6 Eylül 2010 Pazartesi

PERVANE

Bıraktım artık hayatındaki yerimi sorgulamayı çünkü az önce fark ettim yerimi. Bir bezelye tanesinin üzerinde duruyor kocaman yatağım... Hep rahatsızım ben. Hiç tatmin olamadım. Hem şüphelendim, sıkıntılandım ve bir türlü rahat nefes alamadım. Hiç derin bir uyku çekemedim bu yatakta ben. Sıcaktan sandım bazen, bazen de soğuktan. Kah yastığa suç attım kah yatağa ama bir türlü yakalayamadım o bezelye tanesini. Bir türlü çıkaramadım yatağın altından.

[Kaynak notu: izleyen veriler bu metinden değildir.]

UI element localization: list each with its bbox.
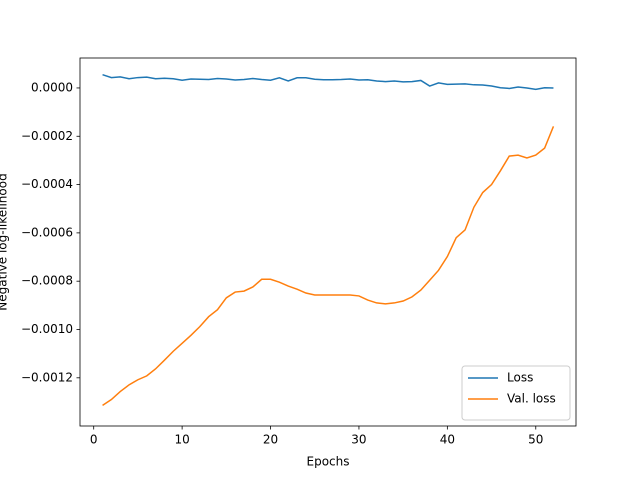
legend: Loss Val. loss xyxy=(461,365,571,421)
y-tick-label: −0.0012 xyxy=(21,370,73,384)
data-line xyxy=(102,73,554,91)
data-line xyxy=(102,126,555,406)
x-axis-label: Epochs xyxy=(307,455,350,469)
y-tick-label: −0.0002 xyxy=(21,129,73,143)
y-tick-label: −0.0004 xyxy=(21,177,73,191)
x-tick-label: 30 xyxy=(351,433,366,447)
y-tick-label: −0.0008 xyxy=(21,274,73,288)
y-tick-label: −0.0010 xyxy=(21,322,73,336)
legend-label: Loss xyxy=(507,371,533,385)
legend-box xyxy=(461,365,571,421)
y-axis-label: Negative log-likelihood xyxy=(0,173,10,310)
x-tick-label: 20 xyxy=(263,433,278,447)
x-tick-label: 0 xyxy=(90,433,98,447)
x-tick-label: 50 xyxy=(528,433,543,447)
x-tick-label: 10 xyxy=(174,433,189,447)
plot-frame xyxy=(79,57,577,427)
x-tick-label: 40 xyxy=(440,433,455,447)
y-tick-label: 0.0000 xyxy=(31,80,73,94)
legend-label: Val. loss xyxy=(507,392,556,406)
y-tick-label: −0.0006 xyxy=(21,225,73,239)
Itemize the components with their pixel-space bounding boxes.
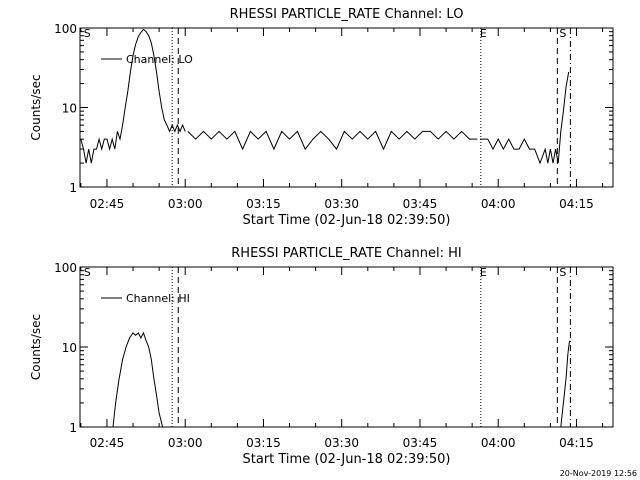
x-tick-label: 03:00	[168, 436, 203, 450]
x-tick-label: 02:45	[90, 197, 125, 211]
footer-timestamp: 20-Nov-2019 12:56	[560, 469, 637, 478]
event-marker-label: S	[559, 27, 566, 40]
x-tick-label: 03:15	[246, 436, 281, 450]
event-marker-label: E	[480, 27, 487, 40]
y-tick-label: 10	[62, 102, 77, 116]
hi-channel-panel: RHESSI PARTICLE_RATE Channel: HI 02:45 03:…	[29, 246, 614, 467]
plot-frame	[79, 27, 614, 188]
series-line	[480, 71, 570, 165]
y-tick-label: 1	[69, 181, 77, 195]
lo-channel-panel: RHESSI PARTICLE_RATE Channel: LO 02:45 03:…	[29, 7, 614, 228]
event-marker-label: S	[84, 266, 91, 279]
chart-title: RHESSI PARTICLE_RATE Channel: HI	[231, 246, 461, 261]
x-tick-label: 03:00	[168, 197, 203, 211]
x-tick-label: 04:00	[481, 197, 516, 211]
series-line	[112, 331, 164, 428]
series-line	[80, 28, 186, 164]
y-tick-label: 10	[62, 341, 77, 355]
x-tick-label: 03:45	[403, 197, 438, 211]
x-tick-label: 03:15	[246, 197, 281, 211]
x-tick-label: 03:45	[403, 436, 438, 450]
y-axis-label: Counts/sec	[29, 314, 43, 380]
x-tick-label: 02:45	[90, 436, 125, 450]
x-tick-label: 03:30	[324, 197, 359, 211]
x-axis-label: Start Time (02-Jun-18 02:39:50)	[243, 213, 451, 228]
y-axis-label: Counts/sec	[29, 74, 43, 140]
series-line	[187, 130, 478, 151]
y-tick-label: 1	[69, 421, 77, 435]
chart-title: RHESSI PARTICLE_RATE Channel: LO	[230, 7, 464, 22]
y-tick-label: 100	[54, 22, 77, 36]
series-line	[560, 340, 570, 428]
x-axis-label: Start Time (02-Jun-18 02:39:50)	[243, 452, 451, 467]
x-tick-label: 04:15	[559, 197, 594, 211]
event-marker-label: S	[84, 27, 91, 40]
event-marker-label: S	[559, 266, 566, 279]
plot-frame	[79, 266, 614, 428]
x-tick-label: 04:00	[481, 436, 516, 450]
x-tick-label: 04:15	[559, 436, 594, 450]
y-tick-label: 100	[54, 261, 77, 275]
legend-entry: Channel: LO	[126, 53, 193, 66]
event-marker-label: E	[480, 266, 487, 279]
x-tick-label: 03:30	[324, 436, 359, 450]
legend-entry: Channel: HI	[126, 292, 190, 305]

Ne kadar çok hayal etmiştim ben seni. O kadar çok ki hayalgücüm sana dayalıydı uzunca bir süre ve bütün hayallerimde, başrolde değilsen bile figüran olmuştun. Ne kadar zor biliyor musun hayalgücüne sınır getirmeye çalışmak. Kendine "hayır, onu düşünme" demek. Gözünün önüne gelen resimleri silmek.

Ne kadar hazırdım biliyor musun tüm bu hayalleri gerçek yapmaya. Hatta benim gücümün yetmediklerini bile. Ben ki bunca yılın içinde bile caymadım senden. Ta ki...

Her tahammülün bir sınırı var. Bende ki tahammülün bile. Evliyalık sabrının sınırına dayandığı yerden kopuyor benim iplerim. O kadar incelmişler ki görünmüyorlar bile. Tek kızdığım kendimi olmadığım bir şey sanmama izin vermen. Sanki gerçekten oradaymışım gibi hissettirmen. Bütün bu maskeler, kostümler, provalar. Ana sahnede rolüm varmış gibi... Sufle vermeme bile izin vermiyorsun halbuki.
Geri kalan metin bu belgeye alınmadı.